Birokrasi oh Birokrasi
GR-MKLB - Birokrasi merupakan lembaga penting dalam sebuah negara,
karena memiliki kewenangan menyelenggarakan pemerintahan, mulai dari membuat
peraturan, keputusan, kebijakan, dan melaksanakan pembangunan untuk kepentingan
publik. Sebagaimana dikatakan sosiolog Inggris, Martin Albrow, birokrasi
adalah sistem administrasi yang terstruktur, mencakup semua pegawai pemerintah,
yang mengalokasikan barang dan jasa
dalam pemerintahan, dimana melalui birokrasi itu kebijakan-kebijakan negara
diimplementasikan. Birokrasi, dengan demikian merupakan lembaga
kekuasaan penting yang berfungsi melaksanakan kegiatan pemerintahan (excecutive).
Montesquieu, filosof
sosial dan politik Prancis abad 17 mengemukakan bahwa fungsi eksekutif yang
dilakukan oleh birokrasi ini, bersama-sama dengan dua kekuasaan lainnya, yakni
kekuasaan membuat undang-undang (legislative) dan mengawasi pelaksanaan
undang-undang (yudicative) merupakan
kekuasaan-kekuasaan pokok dalam penyelenggaraan negara. Ketiga fungsi kekuasaan
yang kemudian dikenal luas sebagai trias
politica itu, merupakan konsep
pembagian kekuasaan yang dimaksudkan untuk menghindari terjadinya penumpukan
kekuasaan di satu tangan (yang dulu terjadi di negara-negara monarchi absolut). Dengan pembagian
kekuasaan ke dalam tiga fungsi itu, diharapkan akan terjadi mekanisme penyelenggaraan
kekuasaan negara yang berlangsung berimbang dan saling kontrol antar lembaga
kekuasaan (checks and balances).
Seiring berjalannya waktu, birokrasi sebagai pelaksana
fungsi eksekutif cenderung mengalami degradasi makna dan delegitimasi. Birokrasi
sering dikaitkan dengan stigma negatif,
seperti birokrasi yang koruptif, berbelit-belit (baca : birokratis), lamban dan kaku, lebih minta dilayani
ketimbang melayani, tidak profesional, tidak efektif, tidak sensitif, bla bla
bla..... Birokrasi semakin tersudut dan menjadi bulan-bulanan, ketika dia hidup
di suatu negara dengan konstitusi yang menempatkannya berada dibawah tekanan
dan pengaruh politik, atau setidaknya memungkinkan terjadinya politisasi
birokrasi seperti yang terjadi di Indonesia.

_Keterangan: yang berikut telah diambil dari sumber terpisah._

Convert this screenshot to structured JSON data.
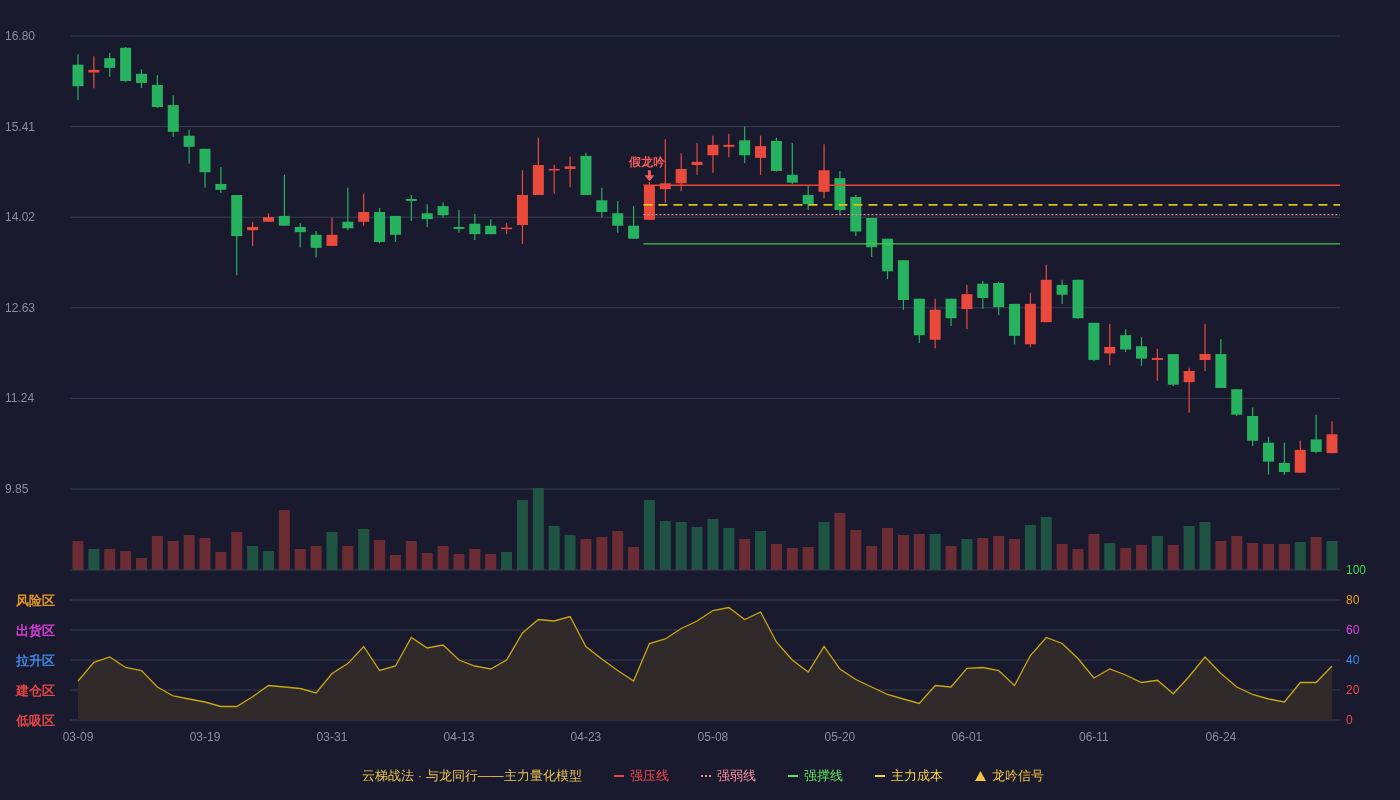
{
  "price_chart": {
    "chart_data": {
      "type": "candlestick",
      "grid": true,
      "ylim": [
        9.85,
        16.8
      ],
      "yticks": [
        {
          "value": 16.8,
          "label": "16.80"
        },
        {
          "value": 15.41,
          "label": "15.41"
        },
        {
          "value": 14.02,
          "label": "14.02"
        },
        {
          "value": 12.63,
          "label": "12.63"
        },
        {
          "value": 11.24,
          "label": "11.24"
        },
        {
          "value": 9.85,
          "label": "9.85"
        }
      ],
      "ohlc": [
        [
          16.36,
          16.52,
          15.82,
          16.03
        ],
        [
          16.24,
          16.49,
          16.0,
          16.28
        ],
        [
          16.46,
          16.54,
          16.17,
          16.31
        ],
        [
          16.62,
          16.63,
          16.1,
          16.11
        ],
        [
          16.22,
          16.29,
          16.0,
          16.08
        ],
        [
          16.05,
          16.2,
          15.7,
          15.71
        ],
        [
          15.74,
          15.89,
          15.25,
          15.33
        ],
        [
          15.27,
          15.36,
          14.84,
          15.1
        ],
        [
          15.07,
          15.07,
          14.47,
          14.71
        ],
        [
          14.53,
          14.79,
          14.39,
          14.44
        ],
        [
          14.36,
          14.36,
          13.13,
          13.73
        ],
        [
          13.82,
          13.95,
          13.58,
          13.87
        ],
        [
          13.95,
          14.08,
          13.95,
          14.02
        ],
        [
          14.04,
          14.67,
          13.89,
          13.89
        ],
        [
          13.87,
          13.93,
          13.56,
          13.79
        ],
        [
          13.75,
          13.81,
          13.4,
          13.55
        ],
        [
          13.58,
          14.01,
          13.58,
          13.75
        ],
        [
          13.95,
          14.47,
          13.82,
          13.85
        ],
        [
          13.95,
          14.38,
          13.89,
          14.1
        ],
        [
          14.1,
          14.16,
          13.62,
          13.64
        ],
        [
          14.04,
          14.04,
          13.64,
          13.75
        ],
        [
          14.3,
          14.36,
          13.96,
          14.27
        ],
        [
          14.08,
          14.22,
          13.87,
          13.99
        ],
        [
          14.19,
          14.25,
          14.01,
          14.05
        ],
        [
          13.87,
          14.13,
          13.78,
          13.84
        ],
        [
          13.92,
          14.07,
          13.67,
          13.76
        ],
        [
          13.89,
          13.99,
          13.76,
          13.76
        ],
        [
          13.84,
          13.93,
          13.76,
          13.86
        ],
        [
          13.9,
          14.74,
          13.61,
          14.36
        ],
        [
          14.36,
          15.24,
          14.36,
          14.82
        ],
        [
          14.74,
          14.82,
          14.38,
          14.76
        ],
        [
          14.76,
          14.95,
          14.48,
          14.8
        ],
        [
          14.96,
          15.01,
          14.36,
          14.36
        ],
        [
          14.28,
          14.47,
          14.02,
          14.1
        ],
        [
          14.08,
          14.27,
          13.78,
          13.89
        ],
        [
          13.89,
          14.19,
          13.69,
          13.69
        ],
        [
          13.98,
          14.56,
          13.98,
          14.51
        ],
        [
          14.45,
          15.22,
          14.24,
          14.54
        ],
        [
          14.54,
          15.0,
          14.42,
          14.76
        ],
        [
          14.82,
          15.16,
          14.67,
          14.87
        ],
        [
          14.97,
          15.27,
          14.7,
          15.13
        ],
        [
          15.1,
          15.3,
          14.94,
          15.13
        ],
        [
          15.2,
          15.41,
          14.85,
          14.97
        ],
        [
          14.93,
          15.27,
          14.67,
          15.11
        ],
        [
          15.19,
          15.24,
          14.72,
          14.73
        ],
        [
          14.67,
          15.16,
          14.53,
          14.55
        ],
        [
          14.36,
          14.5,
          14.13,
          14.22
        ],
        [
          14.41,
          15.14,
          14.31,
          14.74
        ],
        [
          14.62,
          14.73,
          14.05,
          14.13
        ],
        [
          14.33,
          14.36,
          13.73,
          13.8
        ],
        [
          14.01,
          14.01,
          13.41,
          13.56
        ],
        [
          13.69,
          13.69,
          13.07,
          13.19
        ],
        [
          13.36,
          13.36,
          12.6,
          12.75
        ],
        [
          12.77,
          12.77,
          12.09,
          12.21
        ],
        [
          12.14,
          12.77,
          12.01,
          12.6
        ],
        [
          12.77,
          12.77,
          12.35,
          12.47
        ],
        [
          12.61,
          12.98,
          12.3,
          12.84
        ],
        [
          13.0,
          13.04,
          12.61,
          12.78
        ],
        [
          13.01,
          13.03,
          12.52,
          12.64
        ],
        [
          12.69,
          12.69,
          12.07,
          12.2
        ],
        [
          12.07,
          12.86,
          12.03,
          12.69
        ],
        [
          12.41,
          13.29,
          12.41,
          13.06
        ],
        [
          12.98,
          13.06,
          12.69,
          12.83
        ],
        [
          13.06,
          13.06,
          12.46,
          12.47
        ],
        [
          12.4,
          12.4,
          11.81,
          11.83
        ],
        [
          11.93,
          12.38,
          11.75,
          12.03
        ],
        [
          12.21,
          12.3,
          11.95,
          11.99
        ],
        [
          12.04,
          12.18,
          11.74,
          11.85
        ],
        [
          11.83,
          12.0,
          11.51,
          11.86
        ],
        [
          11.92,
          11.92,
          11.43,
          11.45
        ],
        [
          11.49,
          11.71,
          11.02,
          11.66
        ],
        [
          11.83,
          12.38,
          11.66,
          11.92
        ],
        [
          11.92,
          12.15,
          11.4,
          11.4
        ],
        [
          11.38,
          11.38,
          10.97,
          10.99
        ],
        [
          10.97,
          11.1,
          10.51,
          10.59
        ],
        [
          10.56,
          10.65,
          10.07,
          10.27
        ],
        [
          10.25,
          10.56,
          10.07,
          10.11
        ],
        [
          10.1,
          10.59,
          10.1,
          10.45
        ],
        [
          10.61,
          10.99,
          10.4,
          10.42
        ],
        [
          10.4,
          10.89,
          10.4,
          10.69
        ]
      ],
      "annotations": [
        {
          "text": "假龙吟"
        }
      ],
      "ref_lines": [
        {
          "axis": "y",
          "value": 14.51,
          "color": "#e8473d"
        },
        {
          "axis": "y",
          "value": 14.06,
          "color": "#e8899a"
        },
        {
          "axis": "y",
          "value": 13.61,
          "color": "#4cc44c"
        },
        {
          "axis": "y",
          "value": 14.21,
          "color": "#e0c010"
        }
      ]
    },
    "signal_flags": [
      false,
      false,
      false,
      false,
      false,
      false,
      false,
      false,
      false,
      false,
      false,
      false,
      false,
      false,
      false,
      false,
      false,
      false,
      false,
      false,
      false,
      false,
      false,
      false,
      false,
      false,
      false,
      false,
      false,
      false,
      false,
      false,
      false,
      false,
      false,
      false,
      true,
      false,
      false,
      false,
      false,
      false,
      false,
      false,
      false,
      false,
      false,
      false,
      false,
      false,
      false,
      false,
      false,
      false,
      false,
      false,
      false,
      false,
      false,
      false,
      false,
      false,
      false,
      false,
      false,
      false,
      false,
      false,
      false,
      false,
      false,
      false,
      false,
      false,
      false,
      false,
      false,
      false,
      false,
      false
    ]
  },
  "indicator_chart": {
    "zones": [
      {
        "label": "风险区",
        "color": "#f0a020"
      },
      {
        "label": "出货区",
        "color": "#e040e0"
      },
      {
        "label": "拉升区",
        "color": "#3d8ef0"
      },
      {
        "label": "建仓区",
        "color": "#f04848"
      },
      {
        "label": "低吸区",
        "color": "#f04848"
      }
    ],
    "tick_styles": [
      {
        "color": "#33dd44"
      },
      {
        "color": "#f0a020"
      },
      {
        "color": "#e040e0"
      },
      {
        "color": "#3d8ef0"
      },
      {
        "color": "#f04848"
      },
      {
        "color": "#f04848"
      }
    ],
    "chart_data": {
      "type": "area",
      "grid": true,
      "ylim": [
        0,
        100
      ],
      "yticks": [
        {
          "value": 100,
          "label": "100"
        },
        {
          "value": 80,
          "label": "80"
        },
        {
          "value": 60,
          "label": "60"
        },
        {
          "value": 40,
          "label": "40"
        },
        {
          "value": 20,
          "label": "20"
        },
        {
          "value": 0,
          "label": "0"
        }
      ],
      "categories": [
        "03-09",
        null,
        null,
        null,
        null,
        null,
        null,
        null,
        "03-19",
        null,
        null,
        null,
        null,
        null,
        null,
        null,
        "03-31",
        null,
        null,
        null,
        null,
        null,
        null,
        null,
        "04-13",
        null,
        null,
        null,
        null,
        null,
        null,
        null,
        "04-23",
        null,
        null,
        null,
        null,
        null,
        null,
        null,
        "05-08",
        null,
        null,
        null,
        null,
        null,
        null,
        null,
        "05-20",
        null,
        null,
        null,
        null,
        null,
        null,
        null,
        "06-01",
        null,
        null,
        null,
        null,
        null,
        null,
        null,
        "06-11",
        null,
        null,
        null,
        null,
        null,
        null,
        null,
        "06-24",
        null,
        null,
        null,
        null,
        null,
        null,
        null
      ],
      "series": [
        {
          "color": "#c9a60f",
          "values": [
            26,
            38.5,
            42,
            35,
            33,
            22,
            16,
            14,
            12,
            9,
            9,
            15.5,
            23,
            22,
            21,
            18,
            31,
            37.6,
            49,
            33,
            36,
            55,
            48,
            50,
            40,
            36,
            34,
            40,
            58,
            67,
            66,
            69,
            49,
            40.6,
            33,
            26,
            51,
            54,
            61,
            66,
            73,
            75,
            67,
            72,
            52,
            40,
            32,
            49,
            34,
            27,
            22,
            17,
            14,
            11,
            23,
            22,
            34.5,
            35,
            33,
            23,
            43,
            55,
            51,
            41,
            28,
            34,
            30,
            25,
            26.5,
            17.5,
            29,
            42,
            31,
            22,
            17,
            14,
            12,
            25,
            25,
            36
          ]
        }
      ]
    }
  },
  "legend": {
    "title": "云梯战法 · 与龙同行——主力量化模型",
    "items": [
      {
        "kind": "solid",
        "label": "强压线",
        "color": "#f04848"
      },
      {
        "kind": "dotted",
        "label": "强弱线",
        "color": "#ff8fa3"
      },
      {
        "kind": "solid",
        "label": "强撑线",
        "color": "#5ee35e"
      },
      {
        "kind": "dashed",
        "label": "主力成本",
        "color": "#f5d142"
      },
      {
        "kind": "triangle",
        "label": "龙吟信号",
        "color": "#f5c242"
      }
    ]
  }
}
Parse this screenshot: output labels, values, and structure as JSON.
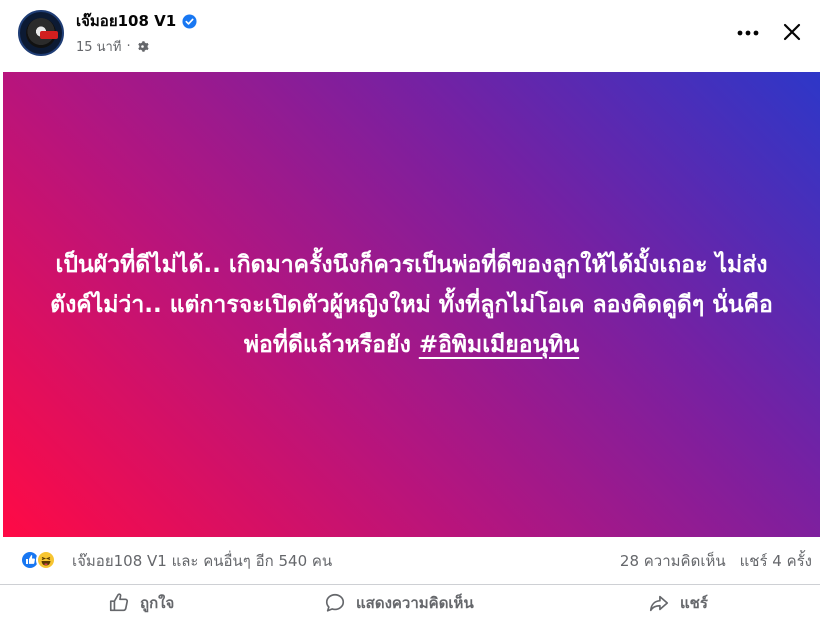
{
  "post": {
    "author": "เจ๊มอย108 V1",
    "verified_icon": "verified-badge-icon",
    "time": "15 นาที",
    "separator": "·",
    "privacy_icon": "gear-icon",
    "more_icon": "more-horizontal-icon",
    "close_icon": "close-icon"
  },
  "banner": {
    "text": "เป็นผัวที่ดีไม่ได้.. เกิดมาครั้งนึงก็ควรเป็นพ่อที่ดีของลูกให้ได้มั้งเถอะ ไม่ส่งตังค์ไม่ว่า.. แต่การจะเปิดตัวผู้หญิงใหม่ ทั้งที่ลูกไม่โอเค ลองคิดดูดีๆ นั่นคือพ่อที่ดีแล้วหรือยัง ",
    "hashtag": "#อิพิมเมียอนุทิน",
    "gradient_colors": [
      "#ff0a45",
      "#b4157f",
      "#7521a3",
      "#2d37c8"
    ],
    "text_color": "#ffffff"
  },
  "stats": {
    "reaction_icons": [
      "like-reaction-icon",
      "haha-reaction-icon"
    ],
    "reactors": "เจ๊มอย108 V1 และ คนอื่นๆ อีก 540 คน",
    "comments": "28 ความคิดเห็น",
    "shares": "แชร์ 4 ครั้ง"
  },
  "actions": {
    "like": "ถูกใจ",
    "comment": "แสดงความคิดเห็น",
    "share": "แชร์"
  },
  "colors": {
    "accent": "#1877f2",
    "secondary_text": "#65676b"
  }
}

Di Indonesia ? Iya. Berapa banyak Kementerian yang
dipimpin oleh politisi, bukan birokrat profesional ? Bahkan undang-undang kita
jelas-jelas memfasilitasi agar pimpinan birokrasi lokal (baca : para Kepala
Daerah, yakni Gubernur, Bupati / Walikota) itu berasal dari jalur politik, bukan
birokrat profesional. Ketika birokrasi Kementerian dan Pemerintah Daerah
dipimpin oleh politisi, bukan birokrat profesional, maka yang akan terjadi sangatlah
mudah ditebak : politisasi birokrasi. Muaranya, birokrasi diarahkan menjadi
alat politik, alat untuk meraih tujuan-tujuan, target-target, dan agenda-agenda
politik sang pemimpin yang politisi itu, bukan tujuan dan target birokrasi yang
sesungguhnya, yakni administrasi untuk pelayanan publik. Ketika politisasi
birokrasi berlangsung, dan birokrasi menjadi tidak profesional karenanya, lantas
siapa yang paling dirugikan ? Tentu saja negara dan bangsa ini.
Memang, tidak semua pemimpin birokrasi yang berasal dari
politisi selalu membawa birokrasinya ke ranah politik. Ada beberapa yang
tegas-tegas melepas ’baju’ dan kepentingan politiknya ketika dia telah menjadi
pemimpin birokrasi. Politik partisan dan ambisi politik pribadinya digantikan
dengan politik kebangsaan dan politik kenegaraan. Namun fakta menunjukkan,
hampir menjadi mainstream bahwa para
pemimpin birokrasi yang politisi cenderung melakukan politisasi birokrasi
dengan berbagai macam bentuknya. Misalnya, Kepala Daerah berupaya membentuk
’kabinet’ yang loyal kepadanya (bukan loyal kepada konstitusi dan
undang-undang) untuk menjalankan agenda-agenda politiknya, mendukung partai
politiknya, dan untuk melanggengkan kekuasaannya.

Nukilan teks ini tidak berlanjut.